LARNet: Lie Algebra Residual Network for Face Recognition
Xiaolong Yang, Xiaohong Jia, Dihong Gong, Dong-Ming Yan, Zhifeng Li,, Wei Liu

TL;DR
This paper introduces LARNet, a novel face recognition model leveraging Lie algebra theory to model how 3D face rotations affect CNN features, improving robustness to pose variations.
Contribution
The paper presents a theoretical link between face rotation and residual components in CNN features, leading to a new Lie Algebraic Residual Network for pose-invariant face recognition.
Findings
LARNet outperforms state-of-the-art methods on multiple face recognition datasets.
Theoretical proof links face rotation to additive residuals in CNN feature space.
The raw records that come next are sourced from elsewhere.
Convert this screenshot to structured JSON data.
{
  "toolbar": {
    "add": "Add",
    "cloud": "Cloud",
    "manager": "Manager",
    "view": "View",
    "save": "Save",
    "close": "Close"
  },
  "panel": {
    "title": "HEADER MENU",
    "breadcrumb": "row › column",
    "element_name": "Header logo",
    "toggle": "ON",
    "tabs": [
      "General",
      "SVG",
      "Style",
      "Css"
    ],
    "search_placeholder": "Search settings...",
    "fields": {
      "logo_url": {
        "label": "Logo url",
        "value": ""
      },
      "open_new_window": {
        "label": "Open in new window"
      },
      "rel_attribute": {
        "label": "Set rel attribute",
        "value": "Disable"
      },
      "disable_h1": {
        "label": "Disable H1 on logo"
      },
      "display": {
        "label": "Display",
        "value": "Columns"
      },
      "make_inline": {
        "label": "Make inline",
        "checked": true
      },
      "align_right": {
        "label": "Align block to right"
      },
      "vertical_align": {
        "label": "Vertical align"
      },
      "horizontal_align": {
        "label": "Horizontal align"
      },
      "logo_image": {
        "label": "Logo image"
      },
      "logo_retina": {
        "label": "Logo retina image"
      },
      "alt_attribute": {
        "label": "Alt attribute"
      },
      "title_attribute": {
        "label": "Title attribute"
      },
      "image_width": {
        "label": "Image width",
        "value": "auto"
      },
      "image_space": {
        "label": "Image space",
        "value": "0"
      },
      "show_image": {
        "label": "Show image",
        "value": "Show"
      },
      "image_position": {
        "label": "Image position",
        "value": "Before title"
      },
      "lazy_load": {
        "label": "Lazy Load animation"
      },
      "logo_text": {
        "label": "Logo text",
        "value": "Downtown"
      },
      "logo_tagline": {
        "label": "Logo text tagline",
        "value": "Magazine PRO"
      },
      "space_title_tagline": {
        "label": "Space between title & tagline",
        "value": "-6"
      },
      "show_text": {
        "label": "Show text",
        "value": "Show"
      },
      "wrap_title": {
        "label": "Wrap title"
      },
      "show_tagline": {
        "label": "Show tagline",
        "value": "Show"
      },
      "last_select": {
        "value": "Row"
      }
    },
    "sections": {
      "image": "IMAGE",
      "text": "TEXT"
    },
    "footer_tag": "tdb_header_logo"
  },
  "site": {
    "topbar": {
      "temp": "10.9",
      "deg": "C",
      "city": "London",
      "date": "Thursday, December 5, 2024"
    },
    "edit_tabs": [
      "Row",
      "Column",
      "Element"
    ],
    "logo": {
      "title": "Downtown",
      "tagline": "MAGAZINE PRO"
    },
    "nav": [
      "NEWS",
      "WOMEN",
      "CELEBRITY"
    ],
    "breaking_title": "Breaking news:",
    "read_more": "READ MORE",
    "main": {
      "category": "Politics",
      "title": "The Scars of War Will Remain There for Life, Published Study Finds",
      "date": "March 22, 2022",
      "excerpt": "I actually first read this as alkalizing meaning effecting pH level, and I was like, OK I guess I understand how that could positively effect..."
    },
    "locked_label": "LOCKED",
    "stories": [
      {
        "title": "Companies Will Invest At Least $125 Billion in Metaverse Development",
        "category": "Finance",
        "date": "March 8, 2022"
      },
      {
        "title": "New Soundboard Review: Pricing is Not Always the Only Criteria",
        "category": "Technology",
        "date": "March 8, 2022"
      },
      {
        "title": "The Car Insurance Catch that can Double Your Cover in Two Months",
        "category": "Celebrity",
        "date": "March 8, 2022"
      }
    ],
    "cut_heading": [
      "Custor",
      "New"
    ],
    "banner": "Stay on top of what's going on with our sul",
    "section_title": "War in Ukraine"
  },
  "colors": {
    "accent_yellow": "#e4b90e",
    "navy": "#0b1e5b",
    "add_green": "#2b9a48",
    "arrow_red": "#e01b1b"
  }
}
Experimental results demonstrate improved robustness to pose variations.
Abstract
Face recognition is an important yet challenging problem in computer vision. A major challenge in practical face recognition applications lies in significant variations between profile and frontal faces. Traditional techniques address this challenge either by synthesizing frontal faces or by pose invariant learning. In this paper, we propose a novel method with Lie algebra theory to explore how face rotation in the 3D space affects the deep feature generation process of convolutional neural networks (CNNs). We prove that face rotation in the image space is equivalent to an additive residual component in the feature space of CNNs, which is determined solely by the rotation. Based on this theoretical finding, we further design a Lie Algebraic Residual Network (LARNet) for tackling pose robust face recognition. Our LARNet consists of a residual subnet for decoding rotation information from…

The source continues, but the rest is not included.